Deepak Chopra, who offers a 21-day meditation program with Oprah geared toward meditation for weight loss, says that people sometimes lose weight without even trying when they start to meditate. If meditation can help you key into the difference between emotional hunger and physical hunger, you’ll be less likely to use food as a coping mechanism for non-physical hunger, he explained. Furthermore, if meditation successfully chills you out, you’ll be less likely to eat out of stress. Research reviews have shown that meditation effectively reduces both binge eating and emotional eating.
Meditation’s effect on stress may play a bigger part in weight loss than seems immediately apparent. It’s not only that an increased sense of calm can keep your hand out of the cookie jar as you reach for food as an emotional coping mechanism.
“In many cases, stress is a primary trigger for excessive weight gain or the inability to effectively lose weight,” Doron Libshtein, the founder of Mentors Channel, a meditation platform, told Woman’s World. The stress hormone cortisol affects insulin and plays a key role in metabolism; when cortisol is up, your blood sugar drops, kickstarting cravings for sugary, fatty foods. In other words, meditation can offer internal and external benefits, addressing habits and hormones.

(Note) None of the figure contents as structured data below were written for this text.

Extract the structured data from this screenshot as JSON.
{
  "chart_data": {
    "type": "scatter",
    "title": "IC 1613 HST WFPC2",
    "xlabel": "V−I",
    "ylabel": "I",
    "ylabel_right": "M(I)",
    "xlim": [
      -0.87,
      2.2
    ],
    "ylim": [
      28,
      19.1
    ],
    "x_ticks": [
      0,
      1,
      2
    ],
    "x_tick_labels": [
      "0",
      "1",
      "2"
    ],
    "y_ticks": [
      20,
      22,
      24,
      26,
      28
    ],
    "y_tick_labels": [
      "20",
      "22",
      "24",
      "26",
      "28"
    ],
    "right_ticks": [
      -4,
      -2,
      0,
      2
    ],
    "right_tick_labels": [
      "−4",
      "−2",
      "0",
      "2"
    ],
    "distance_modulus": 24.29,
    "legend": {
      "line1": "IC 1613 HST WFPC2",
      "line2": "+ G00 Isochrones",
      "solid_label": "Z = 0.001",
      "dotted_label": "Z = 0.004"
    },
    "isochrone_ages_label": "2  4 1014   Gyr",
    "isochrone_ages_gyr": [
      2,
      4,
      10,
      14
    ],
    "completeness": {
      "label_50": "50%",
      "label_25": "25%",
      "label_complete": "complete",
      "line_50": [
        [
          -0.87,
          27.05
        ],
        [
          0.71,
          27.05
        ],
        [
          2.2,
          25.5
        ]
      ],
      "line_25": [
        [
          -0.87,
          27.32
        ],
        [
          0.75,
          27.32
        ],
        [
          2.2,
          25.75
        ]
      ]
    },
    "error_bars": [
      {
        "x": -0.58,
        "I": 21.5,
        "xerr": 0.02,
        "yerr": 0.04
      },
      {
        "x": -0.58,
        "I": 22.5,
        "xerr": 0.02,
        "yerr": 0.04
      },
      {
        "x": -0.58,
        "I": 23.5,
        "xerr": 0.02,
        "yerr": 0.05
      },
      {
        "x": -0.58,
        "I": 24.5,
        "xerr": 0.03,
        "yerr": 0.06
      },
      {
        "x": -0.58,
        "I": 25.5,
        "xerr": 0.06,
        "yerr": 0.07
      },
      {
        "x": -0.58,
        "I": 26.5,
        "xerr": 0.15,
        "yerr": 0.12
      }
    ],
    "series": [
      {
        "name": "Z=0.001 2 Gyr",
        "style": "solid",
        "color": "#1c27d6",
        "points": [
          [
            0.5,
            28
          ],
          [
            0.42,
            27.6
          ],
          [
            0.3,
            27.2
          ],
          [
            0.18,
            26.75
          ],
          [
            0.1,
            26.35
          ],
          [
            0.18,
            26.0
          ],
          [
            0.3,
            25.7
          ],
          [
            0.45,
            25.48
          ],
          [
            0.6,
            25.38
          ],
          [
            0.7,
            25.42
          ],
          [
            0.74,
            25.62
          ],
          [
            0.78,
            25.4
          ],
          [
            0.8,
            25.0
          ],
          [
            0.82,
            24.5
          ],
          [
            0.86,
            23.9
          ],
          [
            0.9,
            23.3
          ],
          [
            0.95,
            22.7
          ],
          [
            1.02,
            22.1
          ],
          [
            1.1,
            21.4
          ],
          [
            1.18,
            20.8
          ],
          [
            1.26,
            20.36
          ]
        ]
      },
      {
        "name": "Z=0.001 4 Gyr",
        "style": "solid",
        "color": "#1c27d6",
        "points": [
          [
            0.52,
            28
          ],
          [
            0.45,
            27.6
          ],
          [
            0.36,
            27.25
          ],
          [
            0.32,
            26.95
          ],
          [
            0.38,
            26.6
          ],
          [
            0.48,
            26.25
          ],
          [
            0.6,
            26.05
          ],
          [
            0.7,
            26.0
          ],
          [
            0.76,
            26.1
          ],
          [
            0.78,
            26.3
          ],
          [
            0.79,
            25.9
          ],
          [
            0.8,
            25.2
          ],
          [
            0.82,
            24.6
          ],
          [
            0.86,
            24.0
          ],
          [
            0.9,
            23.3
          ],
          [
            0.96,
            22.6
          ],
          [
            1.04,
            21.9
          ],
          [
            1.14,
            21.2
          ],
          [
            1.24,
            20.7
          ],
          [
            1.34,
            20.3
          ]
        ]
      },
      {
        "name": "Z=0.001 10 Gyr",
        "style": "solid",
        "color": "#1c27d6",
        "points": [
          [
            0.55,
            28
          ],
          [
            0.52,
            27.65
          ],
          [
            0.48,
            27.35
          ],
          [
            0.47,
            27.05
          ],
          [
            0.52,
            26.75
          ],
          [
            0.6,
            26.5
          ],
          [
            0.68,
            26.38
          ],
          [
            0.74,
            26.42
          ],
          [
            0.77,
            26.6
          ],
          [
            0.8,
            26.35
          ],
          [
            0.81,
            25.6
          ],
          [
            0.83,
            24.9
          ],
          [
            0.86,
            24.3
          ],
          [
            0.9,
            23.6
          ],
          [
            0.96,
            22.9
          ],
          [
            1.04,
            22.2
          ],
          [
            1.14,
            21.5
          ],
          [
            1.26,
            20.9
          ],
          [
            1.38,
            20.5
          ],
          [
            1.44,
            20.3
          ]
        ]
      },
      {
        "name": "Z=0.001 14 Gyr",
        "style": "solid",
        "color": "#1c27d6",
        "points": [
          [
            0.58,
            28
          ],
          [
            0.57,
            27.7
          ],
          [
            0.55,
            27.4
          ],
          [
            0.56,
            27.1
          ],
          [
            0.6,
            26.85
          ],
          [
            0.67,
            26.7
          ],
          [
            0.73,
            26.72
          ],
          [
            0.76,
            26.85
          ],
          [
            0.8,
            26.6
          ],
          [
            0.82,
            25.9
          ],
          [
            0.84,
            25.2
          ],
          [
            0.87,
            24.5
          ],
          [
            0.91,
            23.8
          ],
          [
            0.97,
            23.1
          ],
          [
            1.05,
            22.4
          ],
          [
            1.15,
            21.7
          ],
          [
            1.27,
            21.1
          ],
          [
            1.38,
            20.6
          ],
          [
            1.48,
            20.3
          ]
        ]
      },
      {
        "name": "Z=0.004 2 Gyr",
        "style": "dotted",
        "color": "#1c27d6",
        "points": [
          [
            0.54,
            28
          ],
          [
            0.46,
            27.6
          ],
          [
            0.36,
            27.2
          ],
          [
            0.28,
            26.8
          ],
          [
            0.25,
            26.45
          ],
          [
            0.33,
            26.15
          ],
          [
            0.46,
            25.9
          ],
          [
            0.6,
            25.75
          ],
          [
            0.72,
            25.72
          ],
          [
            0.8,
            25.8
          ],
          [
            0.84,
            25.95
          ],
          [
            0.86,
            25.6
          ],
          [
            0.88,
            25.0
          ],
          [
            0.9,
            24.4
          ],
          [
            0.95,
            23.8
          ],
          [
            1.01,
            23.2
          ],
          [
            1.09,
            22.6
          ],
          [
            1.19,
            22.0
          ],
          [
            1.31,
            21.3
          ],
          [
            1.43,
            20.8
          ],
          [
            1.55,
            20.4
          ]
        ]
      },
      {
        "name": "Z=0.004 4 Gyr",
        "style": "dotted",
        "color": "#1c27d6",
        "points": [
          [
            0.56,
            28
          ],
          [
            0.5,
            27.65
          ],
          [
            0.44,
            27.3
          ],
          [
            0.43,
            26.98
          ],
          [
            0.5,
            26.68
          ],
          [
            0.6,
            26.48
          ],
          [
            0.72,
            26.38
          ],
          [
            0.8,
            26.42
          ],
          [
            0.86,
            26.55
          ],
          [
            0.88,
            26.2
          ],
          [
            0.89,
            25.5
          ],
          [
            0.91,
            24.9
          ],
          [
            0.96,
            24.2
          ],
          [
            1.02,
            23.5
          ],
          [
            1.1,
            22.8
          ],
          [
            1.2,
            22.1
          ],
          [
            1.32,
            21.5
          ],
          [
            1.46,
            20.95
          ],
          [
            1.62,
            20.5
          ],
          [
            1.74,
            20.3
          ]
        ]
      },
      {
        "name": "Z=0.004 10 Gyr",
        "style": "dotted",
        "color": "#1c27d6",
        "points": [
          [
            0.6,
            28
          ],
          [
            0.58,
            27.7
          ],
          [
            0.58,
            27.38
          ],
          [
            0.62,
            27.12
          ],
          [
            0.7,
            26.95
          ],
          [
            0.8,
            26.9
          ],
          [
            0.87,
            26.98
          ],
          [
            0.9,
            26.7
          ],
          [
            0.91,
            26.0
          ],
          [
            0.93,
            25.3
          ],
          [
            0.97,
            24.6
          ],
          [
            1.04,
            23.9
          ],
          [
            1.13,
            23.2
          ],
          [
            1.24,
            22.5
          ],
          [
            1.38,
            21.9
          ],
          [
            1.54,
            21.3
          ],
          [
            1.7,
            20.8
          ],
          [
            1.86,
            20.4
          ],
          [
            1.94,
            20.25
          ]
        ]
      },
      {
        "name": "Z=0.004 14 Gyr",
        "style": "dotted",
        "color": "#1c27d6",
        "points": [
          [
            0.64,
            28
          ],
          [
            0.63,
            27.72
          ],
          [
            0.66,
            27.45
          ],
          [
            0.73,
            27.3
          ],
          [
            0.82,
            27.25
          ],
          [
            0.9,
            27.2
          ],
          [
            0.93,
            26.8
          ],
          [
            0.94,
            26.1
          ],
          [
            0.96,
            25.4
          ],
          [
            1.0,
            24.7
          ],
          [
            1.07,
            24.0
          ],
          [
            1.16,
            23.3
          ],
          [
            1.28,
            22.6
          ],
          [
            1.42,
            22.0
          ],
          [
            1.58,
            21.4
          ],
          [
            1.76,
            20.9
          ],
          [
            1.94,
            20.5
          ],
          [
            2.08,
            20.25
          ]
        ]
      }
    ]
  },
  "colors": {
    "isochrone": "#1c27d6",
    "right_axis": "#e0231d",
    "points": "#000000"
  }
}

“Mindfulness is a way to connect with yourself and ask, Am I actually hungry? What do I really want right now?” dietitian Marsha Hudnall, president and co-owner of Green Mountain at Fox Run, a retreat in Ludlow, Vermont, told Oprah Magazine. Ideally, a meditation practice will extend beyond food and into the rest of our life, not only decreasing your waistline but increasing your quality of life.
“The purpose of mindfulness meditation is to become mindful throughout all parts of our life so that we’re awake, present and openhearted in everything we do,” Tara Brach, a popular meditation teacher based near Washington, D.C. told the New York Times. “Not just when we’re sitting on the cushion.”